En Necochea, de acuerdo con Ecos Diarios, “fuerte movilización sindical”, con una nutrida participación de sindicatos y organizaciones gremiales. Referentes de la CGT, la CTA y sindicatos locales coincidieron en marcar el descontento de la clase trabajadora y advirtieron sobre un escenario de mayor precarización.
En tanto, la medida de fuerza tuvo en Cañuelas una repercusión acotada y sin alteraciones significativas en la vida cotidiana. Según El Ciudadano, la actividad comercial en el centro se desarrolló sin mayores sobresaltos: los negocios abrieron sus puertas y la circulación de vecinos fue incluso más visible en algunas franjas horarias, en parte por la ausencia de transporte ferroviario. En estaciones de servicio se registró mayor movimiento, con un incremento en la carga de combustible ante la necesidad de utilizar vehículos particulares.
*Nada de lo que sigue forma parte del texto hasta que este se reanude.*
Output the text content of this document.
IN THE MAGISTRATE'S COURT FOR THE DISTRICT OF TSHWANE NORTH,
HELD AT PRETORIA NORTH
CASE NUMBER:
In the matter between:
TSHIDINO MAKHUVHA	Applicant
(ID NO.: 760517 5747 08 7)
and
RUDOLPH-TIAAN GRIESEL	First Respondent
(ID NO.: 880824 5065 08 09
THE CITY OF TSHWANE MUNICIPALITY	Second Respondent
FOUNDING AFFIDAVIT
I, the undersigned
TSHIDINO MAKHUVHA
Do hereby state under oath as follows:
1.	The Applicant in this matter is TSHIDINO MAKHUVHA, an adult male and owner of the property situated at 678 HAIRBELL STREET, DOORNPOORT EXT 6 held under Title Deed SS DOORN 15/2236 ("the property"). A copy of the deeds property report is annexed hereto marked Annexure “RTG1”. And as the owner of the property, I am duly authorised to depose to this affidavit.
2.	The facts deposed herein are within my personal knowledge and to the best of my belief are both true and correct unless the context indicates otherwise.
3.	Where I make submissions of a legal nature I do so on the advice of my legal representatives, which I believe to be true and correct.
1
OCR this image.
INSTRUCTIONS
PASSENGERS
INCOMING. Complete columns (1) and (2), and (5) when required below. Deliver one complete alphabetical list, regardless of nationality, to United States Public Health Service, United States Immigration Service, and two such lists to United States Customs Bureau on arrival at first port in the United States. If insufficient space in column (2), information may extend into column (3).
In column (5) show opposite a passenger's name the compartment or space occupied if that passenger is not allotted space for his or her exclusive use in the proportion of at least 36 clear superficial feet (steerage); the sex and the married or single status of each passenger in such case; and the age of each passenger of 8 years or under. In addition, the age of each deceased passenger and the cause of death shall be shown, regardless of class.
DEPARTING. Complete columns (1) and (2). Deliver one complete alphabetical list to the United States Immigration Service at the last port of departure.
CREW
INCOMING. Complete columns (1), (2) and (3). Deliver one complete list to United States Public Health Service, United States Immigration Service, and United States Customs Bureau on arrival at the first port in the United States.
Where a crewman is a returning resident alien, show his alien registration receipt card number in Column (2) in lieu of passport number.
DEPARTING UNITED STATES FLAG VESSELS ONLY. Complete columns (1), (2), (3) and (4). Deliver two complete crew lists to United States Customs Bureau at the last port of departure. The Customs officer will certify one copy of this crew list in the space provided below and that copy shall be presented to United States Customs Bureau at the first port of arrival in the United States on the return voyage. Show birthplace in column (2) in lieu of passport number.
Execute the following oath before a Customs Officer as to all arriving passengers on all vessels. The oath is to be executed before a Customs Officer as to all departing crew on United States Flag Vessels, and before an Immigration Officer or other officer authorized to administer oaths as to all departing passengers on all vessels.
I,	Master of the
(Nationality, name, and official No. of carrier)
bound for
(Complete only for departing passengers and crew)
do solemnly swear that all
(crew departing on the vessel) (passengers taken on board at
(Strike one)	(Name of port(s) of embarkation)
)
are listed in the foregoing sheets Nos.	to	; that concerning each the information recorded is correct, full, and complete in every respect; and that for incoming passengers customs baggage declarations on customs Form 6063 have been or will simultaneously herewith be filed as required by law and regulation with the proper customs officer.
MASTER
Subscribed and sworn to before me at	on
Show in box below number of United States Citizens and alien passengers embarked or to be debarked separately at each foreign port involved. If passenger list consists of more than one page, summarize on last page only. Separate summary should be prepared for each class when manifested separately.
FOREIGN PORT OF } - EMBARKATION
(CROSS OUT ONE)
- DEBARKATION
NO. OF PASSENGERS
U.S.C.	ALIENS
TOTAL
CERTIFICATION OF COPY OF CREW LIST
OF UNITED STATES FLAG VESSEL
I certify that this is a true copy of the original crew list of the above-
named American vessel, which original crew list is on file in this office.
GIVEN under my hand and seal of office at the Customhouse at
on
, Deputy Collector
En 9 de Julio, como en el interior, el acatamiento fue dispar y en algunos sectores se contó con la adhesión y en otros la actividad fue normal. Según da cuenta el diario El 9 de Julio, Banco Nación abrió sus puertas, y no así Banco Provincia. Por supuesto, no hubo servicio de transporte de larga distancia, ni de recolección de residuos.
El paro se hizo sentir en Bahía Blanca, con fuerte impacto en el transporte público, bancos y servicios municipales, mientras distintos gremios confirmaron un alto nivel de adhesión y organizaciones sociales realizaron una movilización en el centro de la ciudad, según La Brújula 24.
En Pergamino, escenario heterogéneo, con distintos niveles de adhesión según el sector. Mientras algunos servicios estuvieron prácticamente paralizados, otros funcionaron con normalidad, configurando una jornada marcada por contrastes, consignó el diario La Opinión.
Por último, durante la mañana se llevó a cabo una manifestación en Benito Juárez, según El Fénix. De la protesta participaron gremios docentes, trabajadores y representantes del Gobierno municipal, quienes expresan su desacuerdo con la nueva normativa.